For many applications, however, we don't care about the name of a set at all; we only want to know if two items x and y are in the same set. This is true in both Homework 9 and Project 3. You only need to run find(x), run find(y), and check if the two roots are the same.
Running Time of Quick-Union
Union operations obviously take Theta(1) time. (Look at the code–no loops or recursion.)

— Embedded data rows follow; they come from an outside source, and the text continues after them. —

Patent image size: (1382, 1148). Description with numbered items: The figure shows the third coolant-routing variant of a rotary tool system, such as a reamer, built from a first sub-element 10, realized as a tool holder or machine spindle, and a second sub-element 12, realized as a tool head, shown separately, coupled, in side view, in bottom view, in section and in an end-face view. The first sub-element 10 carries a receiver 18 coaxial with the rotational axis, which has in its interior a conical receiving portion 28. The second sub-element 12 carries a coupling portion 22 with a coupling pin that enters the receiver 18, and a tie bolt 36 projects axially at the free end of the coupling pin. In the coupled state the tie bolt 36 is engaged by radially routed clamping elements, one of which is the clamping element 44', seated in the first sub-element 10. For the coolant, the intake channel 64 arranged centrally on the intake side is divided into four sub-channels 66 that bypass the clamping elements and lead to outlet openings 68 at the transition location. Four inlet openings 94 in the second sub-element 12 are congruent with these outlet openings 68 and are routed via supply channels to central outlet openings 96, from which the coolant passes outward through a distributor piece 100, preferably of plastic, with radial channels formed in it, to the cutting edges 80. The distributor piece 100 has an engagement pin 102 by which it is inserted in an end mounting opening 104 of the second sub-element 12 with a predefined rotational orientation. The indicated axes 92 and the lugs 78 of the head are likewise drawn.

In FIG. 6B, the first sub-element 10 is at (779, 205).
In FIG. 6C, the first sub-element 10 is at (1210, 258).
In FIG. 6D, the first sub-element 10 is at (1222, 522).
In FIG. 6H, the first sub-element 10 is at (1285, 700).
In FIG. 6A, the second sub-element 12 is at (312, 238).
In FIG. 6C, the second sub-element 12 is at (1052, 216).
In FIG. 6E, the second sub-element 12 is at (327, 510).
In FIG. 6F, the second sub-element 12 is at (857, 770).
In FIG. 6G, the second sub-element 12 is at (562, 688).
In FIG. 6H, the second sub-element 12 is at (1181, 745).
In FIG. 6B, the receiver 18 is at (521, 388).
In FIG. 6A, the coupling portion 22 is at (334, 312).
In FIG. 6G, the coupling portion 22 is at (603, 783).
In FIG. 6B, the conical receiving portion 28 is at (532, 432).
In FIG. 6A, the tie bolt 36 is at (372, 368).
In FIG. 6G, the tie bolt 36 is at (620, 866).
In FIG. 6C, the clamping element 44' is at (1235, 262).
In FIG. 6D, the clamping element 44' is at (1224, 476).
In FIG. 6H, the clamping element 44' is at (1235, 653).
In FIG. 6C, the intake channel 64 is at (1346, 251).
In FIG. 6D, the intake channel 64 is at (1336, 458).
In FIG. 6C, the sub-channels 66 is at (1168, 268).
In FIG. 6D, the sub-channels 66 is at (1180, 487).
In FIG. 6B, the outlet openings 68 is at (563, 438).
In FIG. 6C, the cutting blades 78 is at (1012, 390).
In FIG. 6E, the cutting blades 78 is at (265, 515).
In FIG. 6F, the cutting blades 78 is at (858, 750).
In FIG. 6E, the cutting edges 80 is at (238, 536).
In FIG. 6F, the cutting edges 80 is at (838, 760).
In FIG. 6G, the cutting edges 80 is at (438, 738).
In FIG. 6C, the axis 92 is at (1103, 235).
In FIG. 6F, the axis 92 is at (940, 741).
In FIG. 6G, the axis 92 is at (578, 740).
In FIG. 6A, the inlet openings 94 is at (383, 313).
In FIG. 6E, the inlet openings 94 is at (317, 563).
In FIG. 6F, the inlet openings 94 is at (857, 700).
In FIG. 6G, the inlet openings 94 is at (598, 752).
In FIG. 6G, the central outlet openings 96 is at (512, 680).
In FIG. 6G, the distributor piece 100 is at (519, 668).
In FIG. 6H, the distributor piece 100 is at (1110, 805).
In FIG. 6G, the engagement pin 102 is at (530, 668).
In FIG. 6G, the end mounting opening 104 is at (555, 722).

If we use union-by-size, a single find operation can take Theta(log u) worst-case time, where u is the number of union operations that took place prior to the find. Path compression does not improve this worst-case time, but it improves the average running time substantially–although a find operation can take Theta(log u) time, path compression will make that operation fast if you do it again. The average running time of find and union operations in the quick-union data structure is so close to a constant that it's hardly worth mentioning that, in a rigorous asymptotic sense, it's slightly slower.
The bottom line: a sequence of f find and u union operations (in any order and possibly interleaved) takes Theta(u + f alpha(f + u, u)) time in the worst case. alpha is an extremely slowly-growing function known as the inverse Ackermann function.
When I say "extremely slowly-growing function", I mean "comically slowly- growing function." The inverse Ackermann function is never larger than 4 for any values of f and u you could ever use (though it does grow arbitrarily large–for unimaginably gigantic values of f and u). Hence, for all practical purposes (but not on the Final Exam), you should think of quick-union as having find operations that run, on average, in constant time.